Human Flower Project

Pretty Flowers or Good Bones


A change in standards—toward environmentalism and design—has flower fans grumbling over “France in Bloom.”


imageAnjoutey

Photo: France in Bloom

An intriguing article in the London Times today resurrects an old cultural dispute: the designers v. the ornamentalists—those with a taste for structure and those with a love of color.

Happily for English readers, the furor this time is being played out across the Channel, in France. Adam Sage’s story describes the tumult over shifting values in Le Concours des Villes et Villages Fleuris, the Competition for Flowery Towns and Villages, a.k.a. France in Bloom. Some 11,175 French communities from Marseilles (pop. 1.5 million) to Mandeure (pop. 600) apply to be evaluated by a committee of France’s tourism board. “The maximum four-flower rating is a coveted prize that attracts visitors and money, and sets the local mayor on the path to glory.”

Since the competition began in 1957, it should come as no surprise that styles and, if you will, “flower ethics” have changed. “The judges used to be concerned only with the flowers,” one parks official from Saint-Denis-de-l’Hotel noted. “Now they are concerned about recycling rubbish, graffiti, children’s playgrounds and just about everything except the flowers.”

Is the emphasis on community design over blossoms an advance or a retreat, as some allege, to “political correctness”? It depends on your view of petunia cauldrons.

Our friend Cyndy Clark years ago initiated an entirely unofficial competition in Lexington, Kentucky, “The White Flag Award.” (The award was named in mockery of a certain noted and pricey gardening catalogue and was meant to suggest that gardening was an act of conditional surrender to the horrors of existence.) Ms. Clark and her cohorts would drive through the neighborhoods of Lexington, pretentious and down at the heels, cookie-cutter and geodesically domed, naming winners in any number of sponteneous categories. One we particularly remember was a simple brick house on the northside that featured a large black cauldron crammed with purple petunias in the front yard : winner of “Best Petunias in a Cauldron” from the White Flag officials.

imageMontbeliard

Photo: France in Bloom

Looking over the magnificent website of Le Concours des Villes et Villages Fleuris, we see any number of examples of this ornamentalist aesthetic—though the French clearly prefer wine barrels to iron kettles for folksy container gardening. There have always been and, we can only hope, will always be gardeners who will do everything in the name of living color—the window box afficionados, the sort of gardener who will park a broken bicycle in the soil and grow clematis over the handlebars. We also acknowledge that such gardeners are considered a bit declasses.
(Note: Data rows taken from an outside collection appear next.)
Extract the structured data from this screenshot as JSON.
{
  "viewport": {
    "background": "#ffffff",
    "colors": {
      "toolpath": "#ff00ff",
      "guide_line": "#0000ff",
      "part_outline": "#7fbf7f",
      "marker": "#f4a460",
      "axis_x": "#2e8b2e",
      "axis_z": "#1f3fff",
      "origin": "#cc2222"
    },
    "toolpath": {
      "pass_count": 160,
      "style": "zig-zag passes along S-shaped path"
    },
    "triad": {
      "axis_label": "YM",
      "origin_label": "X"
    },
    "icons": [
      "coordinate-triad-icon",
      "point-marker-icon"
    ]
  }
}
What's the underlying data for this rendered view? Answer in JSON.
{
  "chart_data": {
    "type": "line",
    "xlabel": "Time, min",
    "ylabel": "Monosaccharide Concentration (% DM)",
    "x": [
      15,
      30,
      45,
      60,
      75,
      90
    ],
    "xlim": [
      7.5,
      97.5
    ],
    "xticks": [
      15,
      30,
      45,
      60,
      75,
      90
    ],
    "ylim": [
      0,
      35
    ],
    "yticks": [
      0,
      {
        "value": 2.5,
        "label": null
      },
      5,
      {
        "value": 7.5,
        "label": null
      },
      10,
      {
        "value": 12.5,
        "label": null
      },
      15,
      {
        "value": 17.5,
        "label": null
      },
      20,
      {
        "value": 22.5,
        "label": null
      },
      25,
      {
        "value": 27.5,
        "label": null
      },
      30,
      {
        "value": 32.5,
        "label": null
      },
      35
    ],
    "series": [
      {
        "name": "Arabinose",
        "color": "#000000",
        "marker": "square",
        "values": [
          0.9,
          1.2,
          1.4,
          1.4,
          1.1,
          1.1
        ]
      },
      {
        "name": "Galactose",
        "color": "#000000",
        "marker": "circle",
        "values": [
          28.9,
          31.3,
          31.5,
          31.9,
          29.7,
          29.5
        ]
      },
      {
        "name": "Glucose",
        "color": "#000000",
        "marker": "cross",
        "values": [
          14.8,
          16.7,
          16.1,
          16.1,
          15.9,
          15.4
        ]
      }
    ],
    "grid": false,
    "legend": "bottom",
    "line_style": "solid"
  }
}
Zen gardens, with crunchy gravel walks and stands of clumping (not spreading! never spreading!) bamboo, have the upper hand today. With their “good bones,” xeriscape gardens play Katharine Hepburn against the Mae West aesthetic of marigold beds.

Martine Le Sage, president of France in Bloom, framed the contrast not so much as a difference in taste (which it is) but as something more abstract and political: progress. “There has been an evolution,” she said. “It is important that the flowers don’t conceal a miserable environment. People who go to a four-flower village want to see the flowers, but they also want to see that it is a pleasant place to live. It’s true we’ve become politically correct. We encourage candidates not to have flower beds that consume too much water, for instance, and not to spray them with pesticides. We want flowers, but only in the right conditions.”

imageMandeure

Photo: France in Bloom

But what if one’s conditions aren’t “right”? Are, in fact, “miserable”? Are people to be deprived of a rose bush because they can’t afford—or just don’t want—a truckload of white pea gravel?

No matter which side of the petunia cauldron you stand on, the Villes et Villages Fleuris website is an education and a joy. If you’re planning a trip to France, make sure to check it out and “design” your itinerary accordingly. If not, you can delight in splashes of color as well as more subdued environments all across France.

Granted, many if not most gardeners strive for excellent design and luscious color, too. Are we presenting a false dichotemy? Mais non.

“The denial of lower, coarse, vulgar, servile—in a word, natural—enjoyment. which constitutes the sacred sphere of culture,  implies an affirmation of the superiority of those who can be satisfied with the sublimated, refined, disinterested, gratuitous, distinguished pleasures” (of green reeds, for example) “forever closed to the profane.”

For 500 more pages and insights on the question of taste from a brilliant Frenchman, see Pierre Bourdieu’s Distinction. And while you’re getting through that tome, please let us know where you stand (and garden) vis a vis the ornamentalist/designer debate.